Frankly, it has become far too easy to interfere with the media's key role in supporting fair elections and healthy democracies. As the Executive Director of the IFEX network writes, each World Press Freedom Day is an opportunity to renew our vow to make it difficult for those who try to do so.
Events to mark World Press Freedom Day are underway in countries all around the world. Hundreds of people, among them IFEX staff, are travelling to Addis Ababa this week to participate in UNESCO’s event.
The overall theme this year is the role of media in elections and democracy. As relationships go, it’s a complicated one.
For some, casting a vote is the one time they feel like they have the power to make their voice heard.
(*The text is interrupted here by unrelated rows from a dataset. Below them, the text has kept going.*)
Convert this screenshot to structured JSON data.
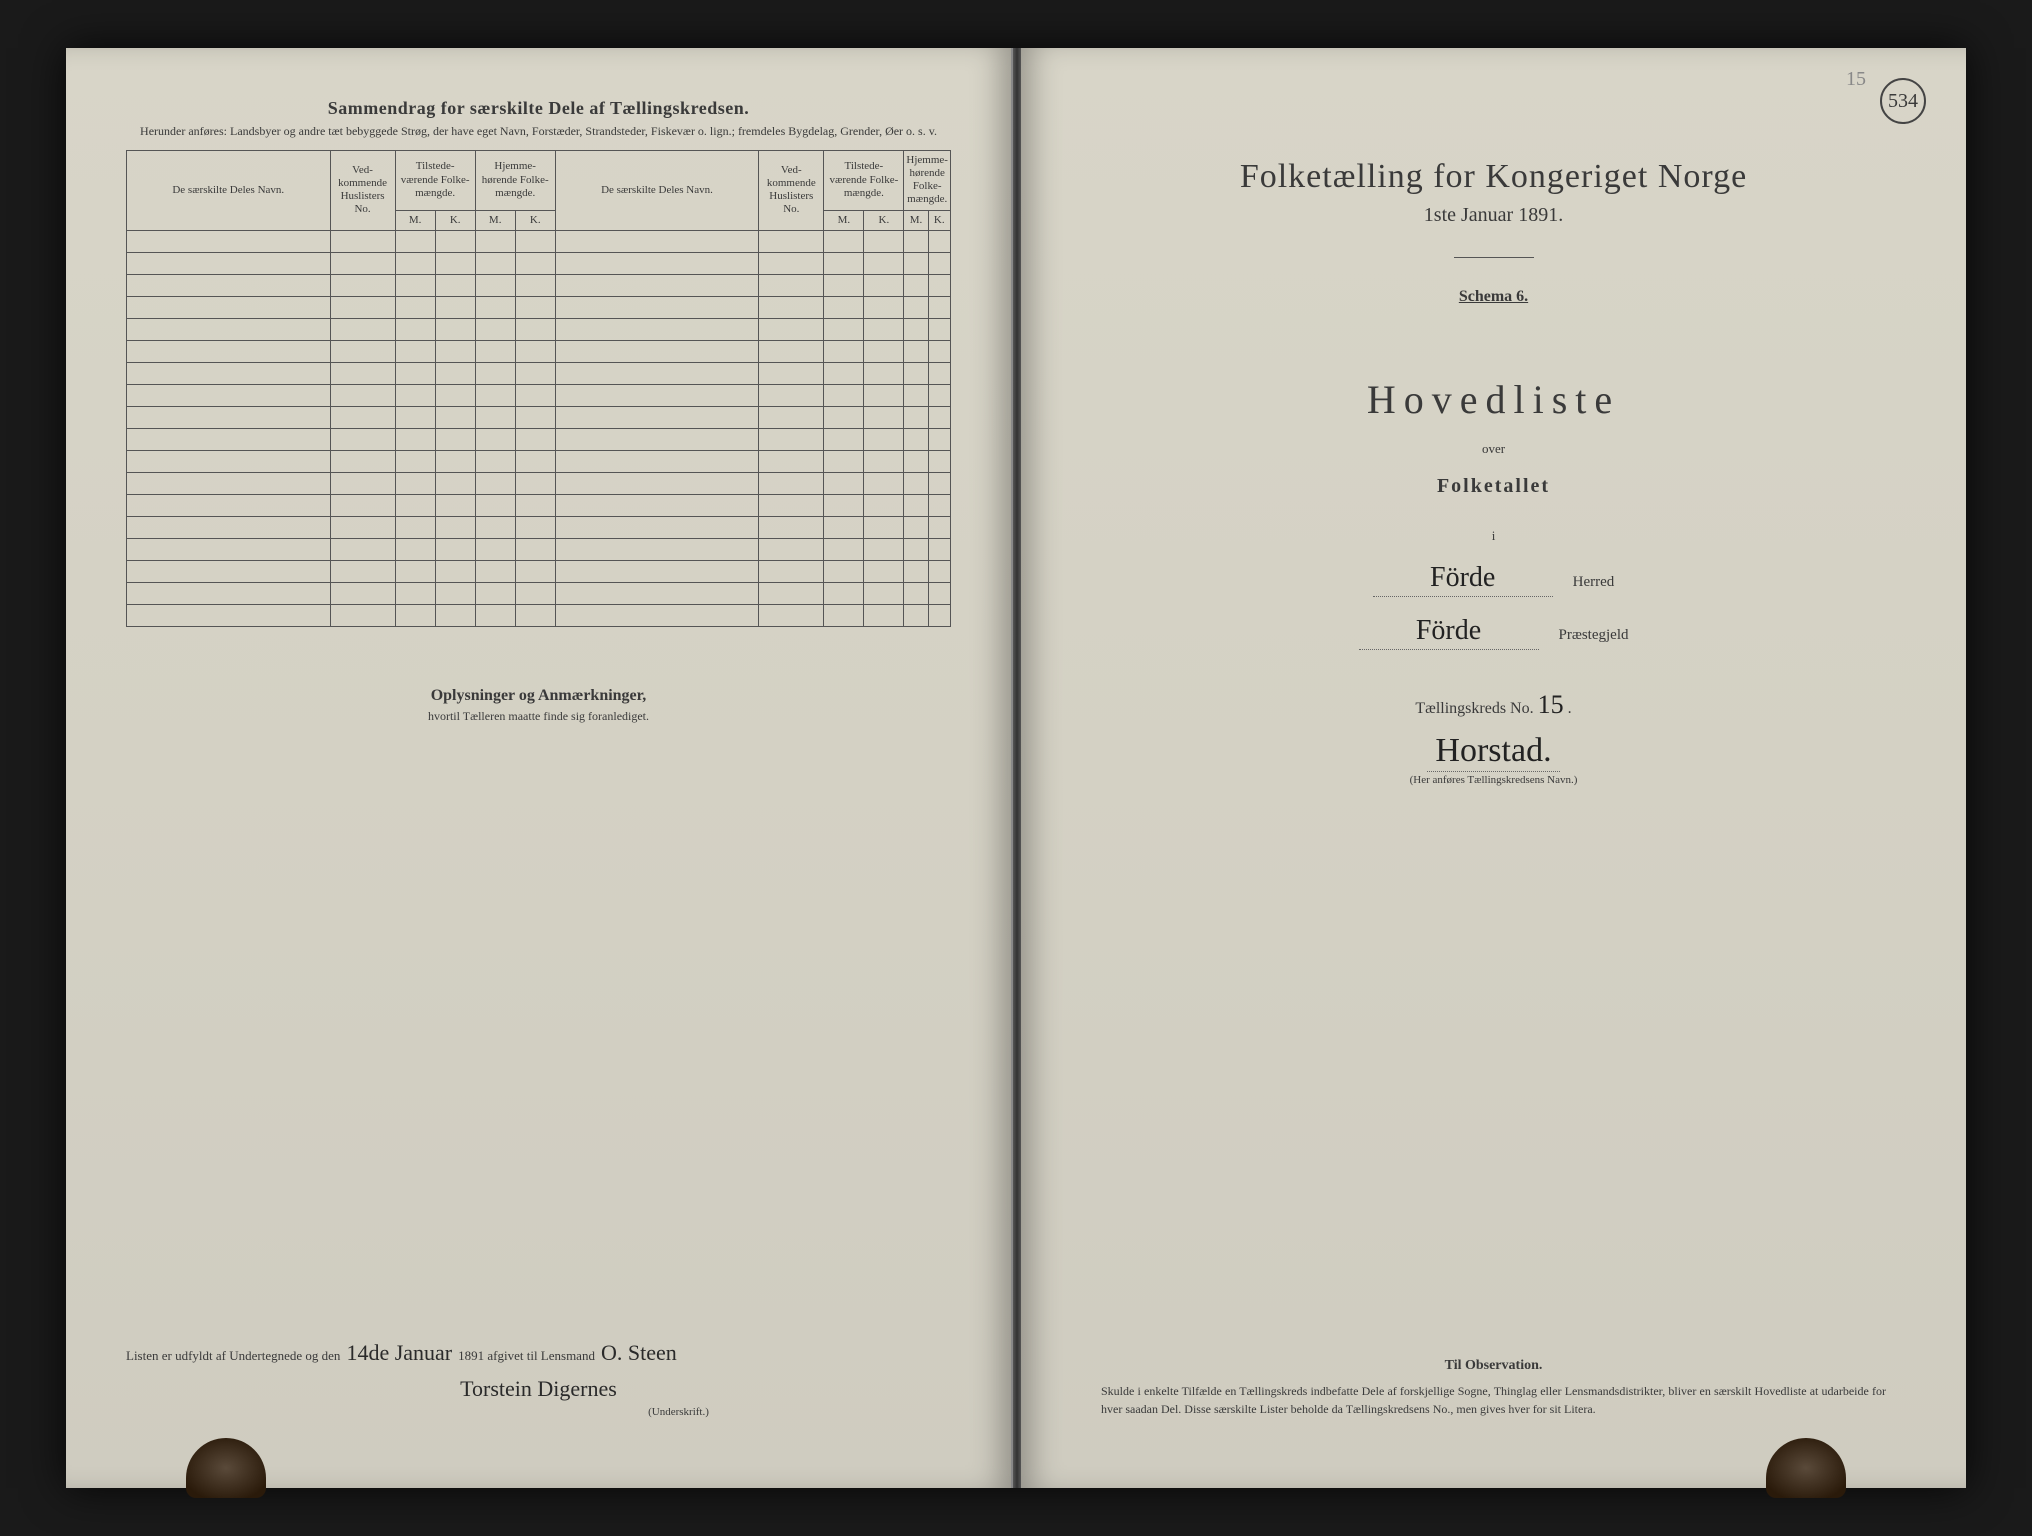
{
  "left": {
    "header_title": "Sammendrag for særskilte Dele af Tællingskredsen.",
    "header_subtitle": "Herunder anføres: Landsbyer og andre tæt bebyggede Strøg, der have eget Navn, Forstæder, Strandsteder, Fiskevær o. lign.; fremdeles Bygdelag, Grender, Øer o. s. v.",
    "table": {
      "col_name": "De særskilte Deles Navn.",
      "col_huslister": "Ved-kommende Huslisters No.",
      "col_tilstede": "Tilstede-værende Folke-mængde.",
      "col_hjemme": "Hjemme-hørende Folke-mængde.",
      "mk_m": "M.",
      "mk_k": "K.",
      "row_count": 18
    },
    "oplysninger_title": "Oplysninger og Anmærkninger,",
    "oplysninger_sub": "hvortil Tælleren maatte finde sig foranlediget.",
    "sig_prefix": "Listen er udfyldt af Undertegnede og den",
    "sig_date_hand": "14de Januar",
    "sig_mid": "1891 afgivet til Lensmand",
    "sig_lensmand": "O. Steen",
    "sig_name": "Torstein Digernes",
    "sig_caption": "(Underskrift.)"
  },
  "right": {
    "page_circle": "534",
    "pencil": "15",
    "title": "Folketælling for Kongeriget Norge",
    "date": "1ste Januar 1891.",
    "schema": "Schema 6.",
    "hovedliste": "Hovedliste",
    "over": "over",
    "folketallet": "Folketallet",
    "i": "i",
    "herred_value": "Förde",
    "herred_label": "Herred",
    "praestegjeld_value": "Förde",
    "praestegjeld_label": "Præstegjeld",
    "kreds_label": "Tællingskreds No.",
    "kreds_no": "15",
    "kreds_name": "Horstad.",
    "kreds_caption": "(Her anføres Tællingskredsens Navn.)",
    "obs_title": "Til Observation.",
    "obs_text": "Skulde i enkelte Tilfælde en Tællingskreds indbefatte Dele af forskjellige Sogne, Thinglag eller Lensmandsdistrikter, bliver en særskilt Hovedliste at udarbeide for hver saadan Del. Disse særskilte Lister beholde da Tællingskredsens No., men gives hver for sit Litera."
  }
}
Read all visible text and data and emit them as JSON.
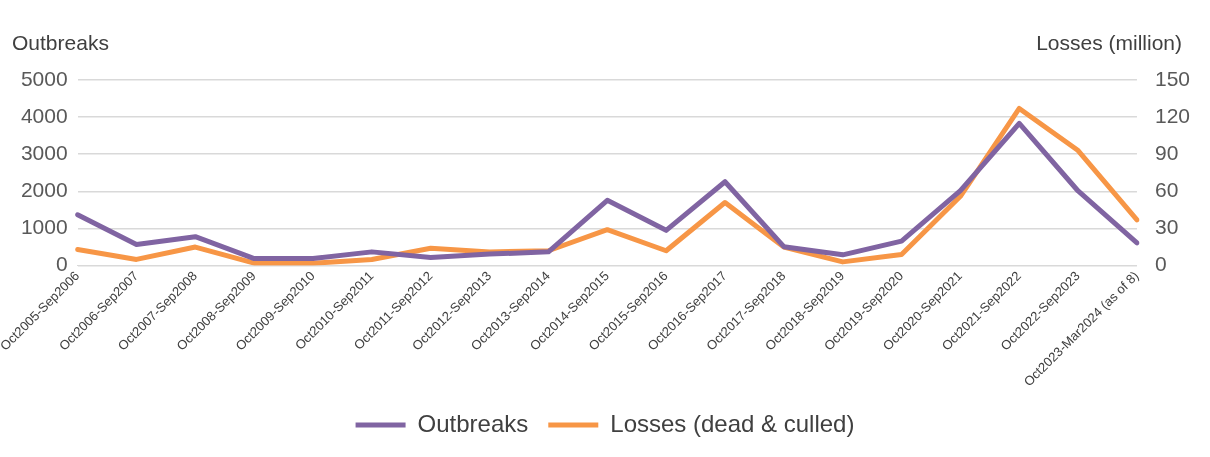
{
  "chart_data": {
    "type": "line",
    "ylabel": "Outbreaks",
    "y2label": "Losses (million)",
    "categories": [
      "Oct2005-Sep2006",
      "Oct2006-Sep2007",
      "Oct2007-Sep2008",
      "Oct2008-Sep2009",
      "Oct2009-Sep2010",
      "Oct2010-Sep2011",
      "Oct2011-Sep2012",
      "Oct2012-Sep2013",
      "Oct2013-Sep2014",
      "Oct2014-Sep2015",
      "Oct2015-Sep2016",
      "Oct2016-Sep2017",
      "Oct2017-Sep2018",
      "Oct2018-Sep2019",
      "Oct2019-Sep2020",
      "Oct2020-Sep2021",
      "Oct2021-Sep2022",
      "Oct2022-Sep2023",
      "Oct2023-Mar2024 (as of 8)"
    ],
    "series": [
      {
        "name": "Outbreaks",
        "color": "#8064a2",
        "values": [
          1370,
          570,
          780,
          190,
          190,
          370,
          220,
          310,
          370,
          1760,
          950,
          2260,
          510,
          290,
          660,
          2020,
          3830,
          2010,
          610
        ]
      },
      {
        "name": "Losses (dead & culled)",
        "color": "#f79646",
        "axis": "y2",
        "values": [
          13,
          5,
          15,
          2,
          2,
          5,
          14,
          11,
          12,
          29,
          12,
          51,
          15,
          3,
          9,
          56,
          127,
          93,
          37
        ]
      }
    ],
    "ylim": [
      0,
      5000
    ],
    "yticks": [
      0,
      1000,
      2000,
      3000,
      4000,
      5000
    ],
    "y2lim": [
      0,
      150
    ],
    "y2ticks": [
      0,
      30,
      60,
      90,
      120,
      150
    ],
    "grid": "y",
    "legend": "bottom",
    "marker": "none",
    "line_style": "solid"
  }
}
Free and fair elections are essential for any democracy, and media play a critical role as watchdogs, as well as by providing information as to how, where and when to vote.
Outside of elections, media directly support healthy democracies by strengthening informed citizen engagement, holding the powerful to account, and providing access to information in the public interest.
The global reality, however, is that – with some happy exceptions – governments as well as non-state actors are more and more boldly interfering with these roles the media can, and must play in democracies.
Their interference takes many forms.
It can be accomplished by stoking a climate of fear – making sure that journalists know that the cost of exposing abuses of power, corruption or crime, of providing information that the public needs to know about, is losing their livelihoods, their liberty, or their lives.
It can be achieved by shutting down access to the digital channels people increasingly rely on for news, or sowing confusion and disempowerment through a constant stream of disinformation, not just before and during elections, but on a daily basis.
It can also be achieved by flooding the media sphere with propaganda, or fanning the flames of bigotry and hate.
It has become a grim trend. Interference has become too easy.
Our challenge, as press freedom advocates, is to make this more difficult.
The IFEX network and partners and colleagues around the globe are working to promote journalists’ safety and the resilience of media institutions, challenge attempts to shut down the internet and access to social media, and strengthen critical thinking and media literacy.
This is essential. But we need to go further.
These threats are systematically dismantling the credibility of the media, diminishing participation in the democratic process, and slowly clawing away at the intrinsic value of a free press.
A few weeks ago, in a room full of free expression advocates from around the world who were participating in our Strategy Conference in Berlin, Agnès Callamard, UN Special Rapporteur on extrajudicial, summary or arbitrary executions, spoke of her work pressing for accountability in the 2018 murder of journalist Jamal Khashoggi. She shared with us a powerful call to action:
“We need to go beyond resistance, and be disruptive. It can’t be business as usual.”
Let’s resolve to disrupt this unacceptable status quo. Let’s renew our vow to use our passion, our energy and our skills and move beyond resistance to actively change the paradigm, to interfere with attempts to interfere with the media, to obstruct those trying to obstruct the media, and ultimately, to work to create space for a free media to do the job we all need it to do.
IFEX’s 2019 Word Press Freedom Day campaign images illustrate efforts to control or manipulate media, as well as those aimed at silencing them altogether. Our democracies and our ability to uphold and defend human rights are being undermined by these attacks.